In 2005, the newspaper published an investigative report that led to the recall of then-Spokane Mayor Jim West over allegations that he used the trapping of public office to entice young men into sexual relationships while simultaneously working against gay rights.

The newspaper used a forensics expert to pose online as a gay Ferris High School student who flirted with West online. The newspaper’s methods were controversial and the subject of national news coverage. 

In a subsequent examination of the West reporting by the PBS program “Frontline,” Smith defended the paper’s work and was critical of West’s decision to meet with a 20-year-old man for sex.

“It just didn’t track for me that the mayor would be doing something so, frankly, stupid,” Smith said in that interview, which aired in November 2006.

Smith was also asked how he felt about the effect of the paper’s reporting on West’s career.

“I have more sympathy for the young men that I believe he sexually abused,” Smith said. “I have enormous sympathy for young gay men in our community who I believe were stalked and victimized by a sexual predator, whether or not they were of age.”

After leaving The Spokesman-Review, Smith served as a journalism clinical associate professor at the University of Idaho, specializing in teaching journalism ethics.
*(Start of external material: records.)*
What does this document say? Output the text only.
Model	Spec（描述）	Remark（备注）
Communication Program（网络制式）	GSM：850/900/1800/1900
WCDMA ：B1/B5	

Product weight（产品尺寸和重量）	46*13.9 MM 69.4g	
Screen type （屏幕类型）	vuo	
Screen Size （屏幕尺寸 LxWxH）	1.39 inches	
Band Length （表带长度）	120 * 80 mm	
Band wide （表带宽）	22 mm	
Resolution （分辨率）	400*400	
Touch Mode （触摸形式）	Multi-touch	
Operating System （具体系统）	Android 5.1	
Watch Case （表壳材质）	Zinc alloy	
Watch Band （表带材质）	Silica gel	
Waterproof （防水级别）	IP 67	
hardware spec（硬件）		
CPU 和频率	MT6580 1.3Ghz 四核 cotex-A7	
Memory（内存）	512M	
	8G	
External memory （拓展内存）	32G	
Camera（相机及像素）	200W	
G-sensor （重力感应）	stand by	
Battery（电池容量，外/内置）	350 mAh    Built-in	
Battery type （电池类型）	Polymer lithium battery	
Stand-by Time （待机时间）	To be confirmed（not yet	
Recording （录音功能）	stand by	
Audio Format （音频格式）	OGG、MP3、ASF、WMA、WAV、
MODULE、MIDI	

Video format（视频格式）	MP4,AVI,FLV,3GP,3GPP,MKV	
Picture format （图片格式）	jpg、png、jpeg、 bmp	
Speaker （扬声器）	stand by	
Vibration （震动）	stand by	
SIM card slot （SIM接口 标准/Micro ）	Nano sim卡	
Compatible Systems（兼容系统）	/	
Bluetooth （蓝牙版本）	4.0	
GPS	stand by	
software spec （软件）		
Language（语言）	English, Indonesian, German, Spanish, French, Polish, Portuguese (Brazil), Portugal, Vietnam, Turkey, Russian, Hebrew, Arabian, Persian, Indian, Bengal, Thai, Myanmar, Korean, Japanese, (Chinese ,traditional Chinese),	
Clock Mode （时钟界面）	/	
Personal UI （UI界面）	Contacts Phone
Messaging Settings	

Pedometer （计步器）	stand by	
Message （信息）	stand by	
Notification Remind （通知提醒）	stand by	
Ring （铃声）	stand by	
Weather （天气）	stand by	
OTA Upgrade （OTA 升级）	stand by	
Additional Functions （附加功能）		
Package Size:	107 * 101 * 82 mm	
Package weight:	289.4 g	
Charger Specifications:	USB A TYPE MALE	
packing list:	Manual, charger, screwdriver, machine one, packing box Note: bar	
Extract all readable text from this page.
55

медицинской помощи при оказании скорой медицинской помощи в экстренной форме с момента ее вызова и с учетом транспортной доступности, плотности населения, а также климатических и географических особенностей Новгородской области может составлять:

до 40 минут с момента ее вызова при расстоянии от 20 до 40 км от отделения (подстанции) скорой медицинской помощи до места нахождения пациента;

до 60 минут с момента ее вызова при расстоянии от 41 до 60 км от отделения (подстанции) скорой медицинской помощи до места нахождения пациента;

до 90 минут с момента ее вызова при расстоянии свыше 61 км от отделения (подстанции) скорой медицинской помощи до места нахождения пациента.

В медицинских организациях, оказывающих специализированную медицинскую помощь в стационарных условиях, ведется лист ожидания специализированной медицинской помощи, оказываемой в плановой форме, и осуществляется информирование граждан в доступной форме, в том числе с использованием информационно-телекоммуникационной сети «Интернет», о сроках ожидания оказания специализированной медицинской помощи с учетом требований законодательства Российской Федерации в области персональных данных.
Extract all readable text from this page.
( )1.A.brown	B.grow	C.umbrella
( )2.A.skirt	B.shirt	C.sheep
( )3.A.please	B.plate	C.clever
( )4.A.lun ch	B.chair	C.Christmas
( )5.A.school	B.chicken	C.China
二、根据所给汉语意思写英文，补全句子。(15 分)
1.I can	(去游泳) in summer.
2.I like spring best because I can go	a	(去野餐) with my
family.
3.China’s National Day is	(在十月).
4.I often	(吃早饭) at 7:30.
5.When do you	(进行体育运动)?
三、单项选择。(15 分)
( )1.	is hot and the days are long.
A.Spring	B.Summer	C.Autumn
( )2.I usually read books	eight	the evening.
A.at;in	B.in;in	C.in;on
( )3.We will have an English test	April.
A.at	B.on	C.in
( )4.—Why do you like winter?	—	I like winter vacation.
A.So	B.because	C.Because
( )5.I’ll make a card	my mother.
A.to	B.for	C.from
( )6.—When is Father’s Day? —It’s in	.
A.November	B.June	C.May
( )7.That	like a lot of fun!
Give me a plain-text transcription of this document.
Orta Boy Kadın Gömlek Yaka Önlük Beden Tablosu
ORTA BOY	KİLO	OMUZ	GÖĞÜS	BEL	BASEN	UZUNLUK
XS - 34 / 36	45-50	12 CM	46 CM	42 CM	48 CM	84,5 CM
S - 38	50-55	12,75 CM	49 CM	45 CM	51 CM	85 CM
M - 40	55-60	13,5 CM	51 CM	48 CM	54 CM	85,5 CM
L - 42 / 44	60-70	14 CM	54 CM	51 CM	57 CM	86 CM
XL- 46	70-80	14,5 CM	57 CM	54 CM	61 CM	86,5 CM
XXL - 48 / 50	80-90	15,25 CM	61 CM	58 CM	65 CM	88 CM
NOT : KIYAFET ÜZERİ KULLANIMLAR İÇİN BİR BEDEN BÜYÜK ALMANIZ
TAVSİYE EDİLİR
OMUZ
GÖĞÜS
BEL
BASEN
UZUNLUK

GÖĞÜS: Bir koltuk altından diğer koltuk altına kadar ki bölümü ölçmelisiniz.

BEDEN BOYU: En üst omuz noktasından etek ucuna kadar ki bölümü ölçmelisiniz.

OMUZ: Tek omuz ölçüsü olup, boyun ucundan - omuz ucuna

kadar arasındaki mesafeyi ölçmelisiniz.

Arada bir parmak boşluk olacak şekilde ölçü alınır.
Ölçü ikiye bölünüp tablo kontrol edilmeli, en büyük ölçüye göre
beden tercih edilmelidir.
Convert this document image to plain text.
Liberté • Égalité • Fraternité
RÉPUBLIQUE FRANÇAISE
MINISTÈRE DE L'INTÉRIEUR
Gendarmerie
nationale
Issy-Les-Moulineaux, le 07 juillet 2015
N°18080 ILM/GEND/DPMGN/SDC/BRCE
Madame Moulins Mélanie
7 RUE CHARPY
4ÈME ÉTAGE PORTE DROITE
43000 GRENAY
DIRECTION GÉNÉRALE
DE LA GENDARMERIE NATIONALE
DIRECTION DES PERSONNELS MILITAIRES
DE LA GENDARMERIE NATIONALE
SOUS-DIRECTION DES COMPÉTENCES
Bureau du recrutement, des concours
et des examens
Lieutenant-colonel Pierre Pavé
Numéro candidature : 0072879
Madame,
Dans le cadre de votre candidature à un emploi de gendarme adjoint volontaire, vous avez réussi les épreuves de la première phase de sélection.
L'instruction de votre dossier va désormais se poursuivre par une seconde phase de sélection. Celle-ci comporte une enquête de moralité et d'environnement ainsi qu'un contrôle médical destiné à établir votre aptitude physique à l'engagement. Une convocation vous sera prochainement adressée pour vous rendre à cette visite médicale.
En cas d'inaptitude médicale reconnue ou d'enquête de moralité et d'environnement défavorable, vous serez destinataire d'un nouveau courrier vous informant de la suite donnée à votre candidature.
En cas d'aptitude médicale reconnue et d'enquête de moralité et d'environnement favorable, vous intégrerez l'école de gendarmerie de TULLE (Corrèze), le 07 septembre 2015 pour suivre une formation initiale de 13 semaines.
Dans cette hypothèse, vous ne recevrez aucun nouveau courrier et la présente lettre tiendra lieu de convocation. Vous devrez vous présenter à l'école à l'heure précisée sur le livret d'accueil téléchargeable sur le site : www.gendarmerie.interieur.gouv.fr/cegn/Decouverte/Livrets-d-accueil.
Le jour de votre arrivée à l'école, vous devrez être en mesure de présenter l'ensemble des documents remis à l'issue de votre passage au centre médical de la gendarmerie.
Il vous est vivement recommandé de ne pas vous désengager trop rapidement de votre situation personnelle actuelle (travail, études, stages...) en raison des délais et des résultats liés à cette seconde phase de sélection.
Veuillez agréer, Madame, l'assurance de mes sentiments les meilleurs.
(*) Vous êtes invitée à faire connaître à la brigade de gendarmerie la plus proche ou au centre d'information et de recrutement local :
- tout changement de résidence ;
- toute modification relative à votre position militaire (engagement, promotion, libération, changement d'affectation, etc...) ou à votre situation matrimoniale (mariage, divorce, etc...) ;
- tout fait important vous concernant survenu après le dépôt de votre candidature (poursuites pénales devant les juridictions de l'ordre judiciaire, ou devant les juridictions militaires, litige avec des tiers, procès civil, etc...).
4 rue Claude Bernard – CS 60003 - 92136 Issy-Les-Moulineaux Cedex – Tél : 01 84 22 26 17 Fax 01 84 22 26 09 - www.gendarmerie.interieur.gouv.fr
He retired in 2020. 

The nonprofit news organization FāVS News, which has employed Smith as a columnist since 2020 and recently named him managing editor, announced Friday that he’d been suspended indefinitely following the arrest. 

“In light of recent events, FāVS News has suspended its relationship with Steve Smith as managing editor and columnist, pending further developments,” the organization wrote on Twitter. 

Reporter Kip Hill contributed to this story.